Fontanarrosa y su "Manual del hincha"
“Solo interesa el resultado”, dirán los que se llevaron el pozo de arrebato. Y, de ser así, ¿para qué se juegan los partidos? Si solo interesa el resultado, ¿por qué la AFA no los sortea? Que la AFA los sortee, ya está. Que se tire una moneda al aire. Si sale cara y gana Central, yo salgo con el auto a tocar bocina por el centro. Por otra parte, cuando el equipo gana jugando mal y uno dice “ganamos, pero jugamos mal”, no lo hace por quejumbroso, o por ser un exagerado de apetito estético sino porque, por lógica, lo más probable es que, jugando así, al domingo siguiente perdamos.
“La gente solo recuerda a los ganadores”, afirman los pseudo–yuppies que se rigen por el consejo yanqui de “pisa fuerte y escupe lejos”. Y es mentira. Hay otro valor que pesa en el mercado: lo que queda en el recuerdo de los pueblos. ¿Por qué, aún hoy, la gente se acuerda de Eduardo Lausse, si nunca llegó a campeón mundial? ¿Por qué nos acordamos de Canceco, Pando, Carceo, González y Sciarra, si aquellos “bichos colorados” no alcanzaron la vuelta olímpica? ¿O acaso Holanda del 74 fue campeón mundial? ¿O Camerún, El que gana tiene razón en Italia? ¿Por qué ellos tienen el privilegio de ser rescatados en cualquier conversación sobre el tema mientras que, de otros equipos (Argentina, subcampeón del 90, por ejemplo) ya es difícil, incluso, acordarse cómo formaba?

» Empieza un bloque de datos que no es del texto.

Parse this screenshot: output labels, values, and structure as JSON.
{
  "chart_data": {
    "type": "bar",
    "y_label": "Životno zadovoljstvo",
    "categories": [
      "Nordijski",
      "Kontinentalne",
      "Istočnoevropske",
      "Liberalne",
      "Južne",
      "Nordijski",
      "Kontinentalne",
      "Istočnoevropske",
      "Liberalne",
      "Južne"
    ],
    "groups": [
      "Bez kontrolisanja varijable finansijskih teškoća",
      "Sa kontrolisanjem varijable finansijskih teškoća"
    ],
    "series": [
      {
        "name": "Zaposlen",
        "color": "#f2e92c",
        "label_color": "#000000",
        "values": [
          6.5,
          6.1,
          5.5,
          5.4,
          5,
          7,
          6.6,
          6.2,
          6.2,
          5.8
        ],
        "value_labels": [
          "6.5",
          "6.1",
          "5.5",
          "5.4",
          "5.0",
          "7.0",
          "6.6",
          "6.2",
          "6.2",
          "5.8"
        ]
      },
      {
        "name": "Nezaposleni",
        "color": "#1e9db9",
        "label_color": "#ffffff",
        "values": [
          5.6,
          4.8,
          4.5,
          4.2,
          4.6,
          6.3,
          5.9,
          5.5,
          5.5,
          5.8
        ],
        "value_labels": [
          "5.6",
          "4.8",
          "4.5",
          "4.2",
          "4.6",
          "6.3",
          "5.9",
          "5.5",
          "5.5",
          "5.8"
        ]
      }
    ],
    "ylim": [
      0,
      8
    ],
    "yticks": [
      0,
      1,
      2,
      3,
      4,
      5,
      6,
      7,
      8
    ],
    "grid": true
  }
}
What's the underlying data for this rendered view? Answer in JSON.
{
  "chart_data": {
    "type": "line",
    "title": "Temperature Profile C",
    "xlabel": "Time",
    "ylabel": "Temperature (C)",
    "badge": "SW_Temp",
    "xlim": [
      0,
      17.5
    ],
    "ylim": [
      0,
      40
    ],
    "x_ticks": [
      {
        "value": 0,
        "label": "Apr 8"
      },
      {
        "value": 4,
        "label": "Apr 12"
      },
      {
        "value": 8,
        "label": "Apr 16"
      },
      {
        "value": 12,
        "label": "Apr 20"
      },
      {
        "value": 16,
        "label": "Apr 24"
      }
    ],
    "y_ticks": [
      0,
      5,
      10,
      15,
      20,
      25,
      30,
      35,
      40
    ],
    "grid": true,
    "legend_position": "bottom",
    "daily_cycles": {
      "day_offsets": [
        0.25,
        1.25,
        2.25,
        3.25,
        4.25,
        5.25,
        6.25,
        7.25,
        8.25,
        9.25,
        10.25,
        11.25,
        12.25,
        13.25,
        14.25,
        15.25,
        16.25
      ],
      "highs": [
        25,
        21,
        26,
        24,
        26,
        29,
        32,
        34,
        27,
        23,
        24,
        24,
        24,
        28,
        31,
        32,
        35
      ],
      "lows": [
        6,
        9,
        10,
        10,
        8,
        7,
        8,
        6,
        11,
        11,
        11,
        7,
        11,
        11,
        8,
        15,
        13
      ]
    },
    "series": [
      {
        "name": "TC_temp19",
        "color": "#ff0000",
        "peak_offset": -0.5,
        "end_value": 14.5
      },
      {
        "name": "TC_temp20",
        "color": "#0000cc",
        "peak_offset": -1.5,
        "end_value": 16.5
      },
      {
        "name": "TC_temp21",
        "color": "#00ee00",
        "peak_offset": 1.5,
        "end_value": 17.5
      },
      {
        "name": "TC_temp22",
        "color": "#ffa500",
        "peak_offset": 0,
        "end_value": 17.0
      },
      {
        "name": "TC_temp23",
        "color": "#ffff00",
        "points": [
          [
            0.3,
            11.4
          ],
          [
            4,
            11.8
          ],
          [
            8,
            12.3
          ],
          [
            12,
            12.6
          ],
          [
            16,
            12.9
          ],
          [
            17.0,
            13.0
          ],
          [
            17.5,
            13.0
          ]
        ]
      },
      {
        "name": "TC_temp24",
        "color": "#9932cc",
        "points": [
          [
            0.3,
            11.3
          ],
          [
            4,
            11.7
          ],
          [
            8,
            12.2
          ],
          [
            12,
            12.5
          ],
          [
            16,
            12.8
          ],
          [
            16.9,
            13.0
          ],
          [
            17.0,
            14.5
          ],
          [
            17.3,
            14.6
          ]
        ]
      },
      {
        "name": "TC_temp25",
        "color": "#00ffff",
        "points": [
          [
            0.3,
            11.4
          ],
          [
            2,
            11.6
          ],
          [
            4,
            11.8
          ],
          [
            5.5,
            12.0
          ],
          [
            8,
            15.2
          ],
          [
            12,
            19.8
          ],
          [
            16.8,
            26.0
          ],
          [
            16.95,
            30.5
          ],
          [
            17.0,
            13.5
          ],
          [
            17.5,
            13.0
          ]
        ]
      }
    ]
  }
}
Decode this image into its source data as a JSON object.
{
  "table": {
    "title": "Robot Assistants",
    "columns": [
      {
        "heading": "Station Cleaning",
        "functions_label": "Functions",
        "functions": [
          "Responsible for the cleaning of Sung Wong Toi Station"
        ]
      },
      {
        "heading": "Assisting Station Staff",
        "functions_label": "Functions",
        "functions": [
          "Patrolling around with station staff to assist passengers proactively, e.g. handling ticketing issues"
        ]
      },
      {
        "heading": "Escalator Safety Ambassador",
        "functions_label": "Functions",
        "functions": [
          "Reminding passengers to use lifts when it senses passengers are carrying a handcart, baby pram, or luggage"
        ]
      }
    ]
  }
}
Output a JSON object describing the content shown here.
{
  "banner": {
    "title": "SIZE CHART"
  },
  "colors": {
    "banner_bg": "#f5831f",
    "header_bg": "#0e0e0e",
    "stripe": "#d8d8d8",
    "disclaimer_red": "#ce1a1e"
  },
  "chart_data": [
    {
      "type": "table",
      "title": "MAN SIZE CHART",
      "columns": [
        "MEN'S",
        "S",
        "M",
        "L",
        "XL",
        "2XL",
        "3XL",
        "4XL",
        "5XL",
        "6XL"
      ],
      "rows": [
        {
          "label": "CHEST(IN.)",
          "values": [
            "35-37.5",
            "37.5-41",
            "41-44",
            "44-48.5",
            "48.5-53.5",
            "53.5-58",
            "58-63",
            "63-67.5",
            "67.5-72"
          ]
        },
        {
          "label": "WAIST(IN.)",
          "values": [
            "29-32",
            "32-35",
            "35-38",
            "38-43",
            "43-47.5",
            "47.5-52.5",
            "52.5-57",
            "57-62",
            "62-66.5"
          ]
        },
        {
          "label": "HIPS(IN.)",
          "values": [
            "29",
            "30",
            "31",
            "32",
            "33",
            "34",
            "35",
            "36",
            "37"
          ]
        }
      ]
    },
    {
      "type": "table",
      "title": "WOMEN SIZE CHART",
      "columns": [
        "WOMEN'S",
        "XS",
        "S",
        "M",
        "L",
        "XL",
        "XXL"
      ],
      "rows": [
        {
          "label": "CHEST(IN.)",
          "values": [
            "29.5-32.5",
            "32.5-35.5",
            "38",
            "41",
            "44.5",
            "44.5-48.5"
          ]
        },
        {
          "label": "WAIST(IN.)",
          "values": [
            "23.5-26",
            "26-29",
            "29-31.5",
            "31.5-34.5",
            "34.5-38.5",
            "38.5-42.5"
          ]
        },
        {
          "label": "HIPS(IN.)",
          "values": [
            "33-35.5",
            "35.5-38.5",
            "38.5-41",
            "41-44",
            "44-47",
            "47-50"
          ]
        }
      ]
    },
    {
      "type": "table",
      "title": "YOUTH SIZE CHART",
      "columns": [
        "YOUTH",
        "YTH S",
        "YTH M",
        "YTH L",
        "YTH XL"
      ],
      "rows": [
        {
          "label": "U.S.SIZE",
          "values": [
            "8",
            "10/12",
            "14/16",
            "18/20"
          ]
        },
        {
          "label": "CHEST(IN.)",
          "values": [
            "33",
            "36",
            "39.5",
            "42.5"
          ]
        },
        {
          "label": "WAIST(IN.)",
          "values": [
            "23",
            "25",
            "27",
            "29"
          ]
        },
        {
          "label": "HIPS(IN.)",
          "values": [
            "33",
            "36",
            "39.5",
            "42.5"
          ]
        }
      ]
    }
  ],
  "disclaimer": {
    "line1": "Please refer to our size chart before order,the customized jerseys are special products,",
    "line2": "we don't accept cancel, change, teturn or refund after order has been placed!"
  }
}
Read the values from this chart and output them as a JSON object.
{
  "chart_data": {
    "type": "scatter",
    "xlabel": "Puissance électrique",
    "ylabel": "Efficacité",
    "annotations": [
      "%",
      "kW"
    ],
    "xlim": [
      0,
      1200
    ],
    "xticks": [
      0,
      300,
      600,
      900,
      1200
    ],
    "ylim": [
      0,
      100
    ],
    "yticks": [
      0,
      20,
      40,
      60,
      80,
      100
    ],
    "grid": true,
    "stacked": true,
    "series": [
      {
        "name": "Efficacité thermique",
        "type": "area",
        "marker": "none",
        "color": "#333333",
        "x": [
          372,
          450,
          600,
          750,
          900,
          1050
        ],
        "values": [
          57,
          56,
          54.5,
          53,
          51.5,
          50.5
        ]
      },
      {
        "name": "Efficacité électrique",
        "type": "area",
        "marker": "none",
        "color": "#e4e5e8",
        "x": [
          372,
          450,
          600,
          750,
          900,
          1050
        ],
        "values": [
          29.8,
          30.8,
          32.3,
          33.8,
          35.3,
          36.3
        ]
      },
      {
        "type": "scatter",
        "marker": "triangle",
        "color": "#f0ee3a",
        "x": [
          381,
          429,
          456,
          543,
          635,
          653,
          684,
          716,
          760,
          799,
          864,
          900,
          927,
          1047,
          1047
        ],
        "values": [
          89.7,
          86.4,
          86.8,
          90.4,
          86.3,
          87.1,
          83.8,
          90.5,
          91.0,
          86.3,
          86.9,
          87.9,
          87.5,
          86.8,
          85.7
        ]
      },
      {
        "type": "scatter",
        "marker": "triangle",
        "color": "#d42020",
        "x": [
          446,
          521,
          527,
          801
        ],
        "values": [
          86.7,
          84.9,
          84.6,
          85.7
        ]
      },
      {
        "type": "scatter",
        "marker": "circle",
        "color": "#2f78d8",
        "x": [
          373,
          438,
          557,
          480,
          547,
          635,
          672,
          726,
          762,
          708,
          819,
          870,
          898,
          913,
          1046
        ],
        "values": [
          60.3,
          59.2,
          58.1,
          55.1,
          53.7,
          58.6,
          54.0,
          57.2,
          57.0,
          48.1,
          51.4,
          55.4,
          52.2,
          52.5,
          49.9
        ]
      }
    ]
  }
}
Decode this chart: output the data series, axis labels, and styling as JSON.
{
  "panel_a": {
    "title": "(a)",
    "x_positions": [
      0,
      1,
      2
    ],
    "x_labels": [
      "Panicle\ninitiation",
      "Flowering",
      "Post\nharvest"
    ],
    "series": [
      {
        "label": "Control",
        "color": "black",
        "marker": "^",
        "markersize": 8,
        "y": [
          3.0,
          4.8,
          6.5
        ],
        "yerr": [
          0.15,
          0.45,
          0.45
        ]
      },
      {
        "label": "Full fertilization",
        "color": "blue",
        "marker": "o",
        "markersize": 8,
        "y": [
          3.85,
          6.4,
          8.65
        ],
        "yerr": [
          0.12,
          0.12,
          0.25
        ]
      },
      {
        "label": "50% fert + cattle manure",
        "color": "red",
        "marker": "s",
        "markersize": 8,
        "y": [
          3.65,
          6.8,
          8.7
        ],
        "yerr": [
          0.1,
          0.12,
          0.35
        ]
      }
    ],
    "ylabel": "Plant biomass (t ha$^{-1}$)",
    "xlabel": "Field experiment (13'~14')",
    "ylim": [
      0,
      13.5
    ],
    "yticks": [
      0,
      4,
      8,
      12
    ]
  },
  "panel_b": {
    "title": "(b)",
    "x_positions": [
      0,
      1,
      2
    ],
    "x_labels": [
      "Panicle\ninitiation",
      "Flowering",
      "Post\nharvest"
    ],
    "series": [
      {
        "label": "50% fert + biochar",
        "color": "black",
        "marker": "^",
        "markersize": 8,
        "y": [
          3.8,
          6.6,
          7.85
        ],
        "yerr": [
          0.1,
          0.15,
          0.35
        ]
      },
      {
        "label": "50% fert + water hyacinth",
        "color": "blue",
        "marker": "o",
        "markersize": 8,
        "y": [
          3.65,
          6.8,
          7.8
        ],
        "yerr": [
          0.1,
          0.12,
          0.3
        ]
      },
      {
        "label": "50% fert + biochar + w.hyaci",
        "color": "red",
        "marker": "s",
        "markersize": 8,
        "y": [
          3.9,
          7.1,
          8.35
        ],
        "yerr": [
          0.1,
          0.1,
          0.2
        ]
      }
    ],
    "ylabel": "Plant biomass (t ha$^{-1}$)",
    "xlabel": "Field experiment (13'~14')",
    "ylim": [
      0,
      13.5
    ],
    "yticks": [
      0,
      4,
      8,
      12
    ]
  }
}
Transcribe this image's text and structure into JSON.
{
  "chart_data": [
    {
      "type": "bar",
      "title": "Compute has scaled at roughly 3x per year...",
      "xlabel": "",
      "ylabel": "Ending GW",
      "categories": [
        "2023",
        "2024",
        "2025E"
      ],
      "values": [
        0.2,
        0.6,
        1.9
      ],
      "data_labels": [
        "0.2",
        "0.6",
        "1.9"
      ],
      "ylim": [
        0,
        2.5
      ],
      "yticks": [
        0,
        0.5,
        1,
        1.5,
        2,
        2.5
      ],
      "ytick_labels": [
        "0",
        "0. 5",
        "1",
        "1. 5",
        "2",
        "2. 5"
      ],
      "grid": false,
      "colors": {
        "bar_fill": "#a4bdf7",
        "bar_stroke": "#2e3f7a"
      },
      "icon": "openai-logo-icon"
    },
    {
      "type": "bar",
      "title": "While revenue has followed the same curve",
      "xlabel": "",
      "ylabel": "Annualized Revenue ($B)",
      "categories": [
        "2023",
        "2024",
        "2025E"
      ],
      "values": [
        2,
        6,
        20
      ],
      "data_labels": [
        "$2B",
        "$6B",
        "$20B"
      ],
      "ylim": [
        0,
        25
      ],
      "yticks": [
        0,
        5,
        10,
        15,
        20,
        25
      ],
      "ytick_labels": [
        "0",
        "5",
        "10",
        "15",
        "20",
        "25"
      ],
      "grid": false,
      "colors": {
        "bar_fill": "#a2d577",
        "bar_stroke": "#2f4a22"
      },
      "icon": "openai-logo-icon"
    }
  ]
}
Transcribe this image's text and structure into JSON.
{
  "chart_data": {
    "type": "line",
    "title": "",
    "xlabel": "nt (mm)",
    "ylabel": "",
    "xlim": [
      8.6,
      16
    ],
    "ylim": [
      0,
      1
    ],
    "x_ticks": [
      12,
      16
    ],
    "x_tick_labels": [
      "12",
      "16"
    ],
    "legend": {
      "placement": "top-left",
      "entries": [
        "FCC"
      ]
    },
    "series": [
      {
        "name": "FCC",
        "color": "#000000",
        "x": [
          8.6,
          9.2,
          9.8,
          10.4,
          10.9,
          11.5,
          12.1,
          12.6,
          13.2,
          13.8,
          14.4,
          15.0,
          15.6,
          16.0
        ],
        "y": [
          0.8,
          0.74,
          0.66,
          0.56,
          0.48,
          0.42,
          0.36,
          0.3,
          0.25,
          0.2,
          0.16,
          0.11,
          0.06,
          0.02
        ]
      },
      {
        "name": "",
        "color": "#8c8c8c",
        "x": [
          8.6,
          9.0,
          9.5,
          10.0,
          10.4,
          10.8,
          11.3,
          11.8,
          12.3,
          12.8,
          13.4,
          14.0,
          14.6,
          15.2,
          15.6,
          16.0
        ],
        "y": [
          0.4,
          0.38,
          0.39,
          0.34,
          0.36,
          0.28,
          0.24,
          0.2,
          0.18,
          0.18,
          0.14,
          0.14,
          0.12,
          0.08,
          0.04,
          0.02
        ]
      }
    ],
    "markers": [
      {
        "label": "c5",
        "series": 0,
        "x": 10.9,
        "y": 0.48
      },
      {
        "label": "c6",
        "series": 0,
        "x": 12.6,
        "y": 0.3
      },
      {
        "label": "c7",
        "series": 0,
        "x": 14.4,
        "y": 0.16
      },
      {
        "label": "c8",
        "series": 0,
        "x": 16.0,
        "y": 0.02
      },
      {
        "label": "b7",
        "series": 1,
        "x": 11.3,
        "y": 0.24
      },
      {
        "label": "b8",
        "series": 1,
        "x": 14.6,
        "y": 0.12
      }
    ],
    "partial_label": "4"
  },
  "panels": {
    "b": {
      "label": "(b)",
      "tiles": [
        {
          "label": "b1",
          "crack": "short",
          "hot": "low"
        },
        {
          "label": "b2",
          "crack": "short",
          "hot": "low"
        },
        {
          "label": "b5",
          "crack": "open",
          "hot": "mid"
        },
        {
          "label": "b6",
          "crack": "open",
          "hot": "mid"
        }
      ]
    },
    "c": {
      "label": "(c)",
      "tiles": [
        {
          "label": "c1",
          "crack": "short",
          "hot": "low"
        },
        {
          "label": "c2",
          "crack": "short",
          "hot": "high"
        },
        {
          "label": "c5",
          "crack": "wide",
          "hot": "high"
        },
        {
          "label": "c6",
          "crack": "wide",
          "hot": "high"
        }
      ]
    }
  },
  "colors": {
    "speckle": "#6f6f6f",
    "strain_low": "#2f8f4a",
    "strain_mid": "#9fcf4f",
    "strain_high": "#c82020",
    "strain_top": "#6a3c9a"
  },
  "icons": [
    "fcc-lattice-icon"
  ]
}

Por suerte, el fútbol es un negocio. Y, habiendo plata de por medio, los dueños del show saben que (para que dé dinero) un espectáculo puede ser cualquier cosa menos aburrido. El fútbol es, hasta ahora, el único negocio del espectáculo que se permite autodestruirse. Cuando todo el mundo esperaba apreciar el arte de Maradona, su marcador (Gentile, por ejemplo) tenía permiso para pegarle 47 patadas en un mismo partido. Es como contratar a Mercedes Sosa y admitir que se le corte el micrófono, se le quemen las luces y se le hunda el escenario. Pero, para esperanza de aquellos que amamos el fútbol, hoy la FIFA parece tomar medidas para salvar a la gallina de los huevos de oro. Tres puntos al ganador, sanciones a los violentos, prohibición de entregar permanentemente la pelota al arquero. Por otra parte, los equipos modelo, el San Pablo, el Barcelona, el Milan, salen mirando el arco de enfrente, toman riesgos, apuestan fuerte, saltan a la cancha con audacia y autoridad, como dicen los españoles. Y ganan jugando el fútbol que le gusta a la gente. Porque la gente sabe distinguir entre fútbol bien jugado y fútbol meramente lindo. Entre el jugador en serio y el jugador calesitero. Nadie supone que tirar un caño, hacer un sombrero o tener la pelota sobre el empeine catorce minutos sin crear ni una sola opción de gol en el arco contrario sea jugar bien. De ser así, todos los pibes que acortan el tedio de los entretiempos haciendo jueguito con la pelota llegarían a figuras. Y no lo consiguen.
“El que gana tiene razón”. No sé quién dijo esa frase. Pero la podría haber dicho Hitler luego de invadir Polonia.